Scaling the Bandwidth-per-TB wall with Declarative Storage Interfaces

Scaling the Bandwidth-per-TB wall with Declarative Storage Interfaces

Sriya Ravi, Suhas Thalanki, Yu Liu

Background tasks in datacenters play a significant role in increasing aggregate I/O bandwidth due to uncoordinated data block access. We implement an I/O Planner module in HDFS, that receives declarative I/O requests from background processes and co-ordinates access to reduce redundant I/O access.

Optimizing Hybrid Cloud Partition of Data and Compute

Optimizing Hybrid Cloud Partition of Data and Compute

Po-Yi Liu, Tengda Wang, Yu-Kai Wang

Hybrid cloud deployment for large-scale data analytics requires strategic partitioning of data and tasks between on-premise and cloud sites to minimize networking costs. We aim to propose a framework that analyzes job logs to optimize data placement and replication.

Efficient LLMs

Efficient LLMs

Vibha Masti, Xinyue Liu

Our project aims to improve large language model efficiency by using an expanded smaller model as initialization, rather than random initialization.

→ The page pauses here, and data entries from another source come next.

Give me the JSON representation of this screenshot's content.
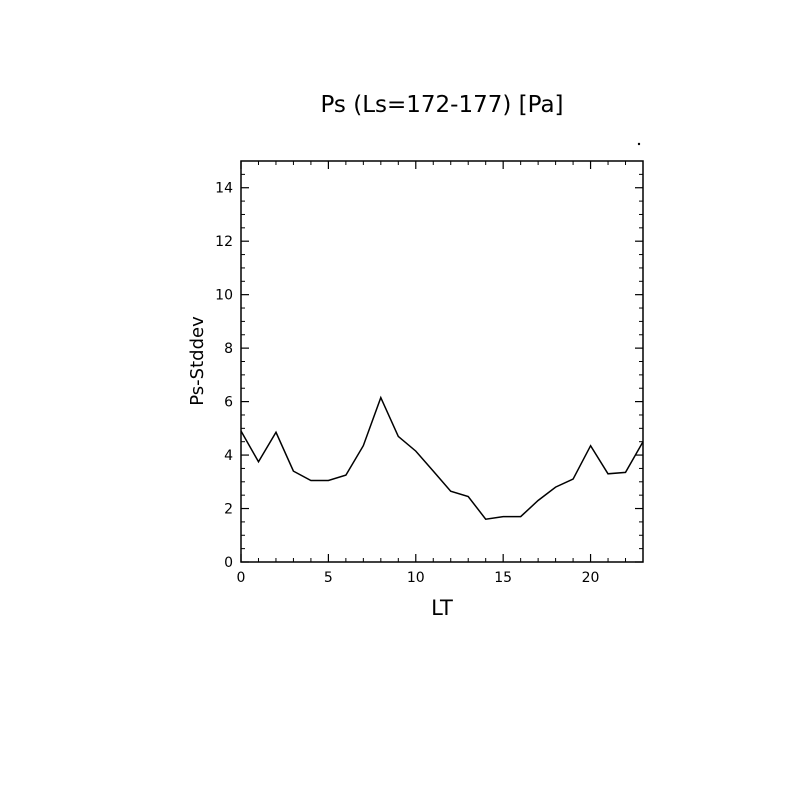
{
  "chart_data": {
    "type": "line",
    "title": "Ps (Ls=172-177) [Pa]",
    "xlabel": "LT",
    "ylabel": "Ps-Stddev",
    "xlim": [
      0,
      23
    ],
    "ylim": [
      0,
      15
    ],
    "x_ticks": [
      "0",
      "5",
      "10",
      "15",
      "20"
    ],
    "y_ticks": [
      "0",
      "2",
      "4",
      "6",
      "8",
      "10",
      "12",
      "14"
    ],
    "x_tick_values": [
      0,
      5,
      10,
      15,
      20
    ],
    "y_tick_values": [
      0,
      2,
      4,
      6,
      8,
      10,
      12,
      14
    ],
    "grid": false,
    "series": [
      {
        "x": [
          0,
          1,
          2,
          3,
          4,
          5,
          6,
          7,
          8,
          9,
          10,
          11,
          12,
          13,
          14,
          15,
          16,
          17,
          18,
          19,
          20,
          21,
          22,
          23
        ],
        "values": [
          4.9,
          3.75,
          4.85,
          3.4,
          3.05,
          3.05,
          3.25,
          4.35,
          6.15,
          4.7,
          4.15,
          3.4,
          2.65,
          2.45,
          1.6,
          1.7,
          1.7,
          2.3,
          2.8,
          3.1,
          4.35,
          3.3,
          3.35,
          4.5
        ],
        "color": "#000000"
      }
    ]
  }
}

By scaling up a fine-tuned small model to initialize a larger model, we can reduce the subsequent training time and costs.

ACAI Cloud-Edge Emulator

ACAI Cloud-Edge Emulator

Xiangyu Bao, Xuye He

ACAI Cloud Edge Emulator leverages a Kubernetes-based system to simulate real-time behavior of Cloud Edge AI applications, emulating resource limitations and network conditions in real time to detect performance bottlenecks effectively.

Leveraging AR to Train Robots

Leveraging AR to Train Robots

Yi-Che Huang, Yung-Wen Huang, Tianyi Cheng

Training robots to conduct tasks is hard since it involves making instant decisions on complicated surrounding environments. In this project, we’re using the advantages of augmented reality to improve the data collection process, the quality of data, and the task learning for robot training.

Pytorch for LLM Analysis

Pytorch for LLM Analysis

Aakriti Kinra, Xinran Wan, Qingyang Liu, Mihir Bansal, Rohan Modi

Deep learning advances have powered large language models (LLMs) and AI innovations. However, LLM analysis often lacks reusability, relying on custom methods. Our project, LLMENTS, introduces a modular framework that simplifies LLM analysis, enabling reproducibility and new research inquiries.

AI Curators

AI Curators

Yifan Wang, Jessica Yin, Jasmine Wan, Alan Zhang

We democratize access to personalized art education through digitized museums & AI-driven features to make visual art appreciation easier to consume and more engaging.

ML and Formal Mathematics: What's in a Name?

ML and Formal Mathematics: What's in a Name?

Wil Cocke

Interactive theorem provers allow users to state and prove theorems in a formal way. We investigate how much information of a theorem is contained in the theorem's name and compare this across two ITPs: LEAN and Isabelle.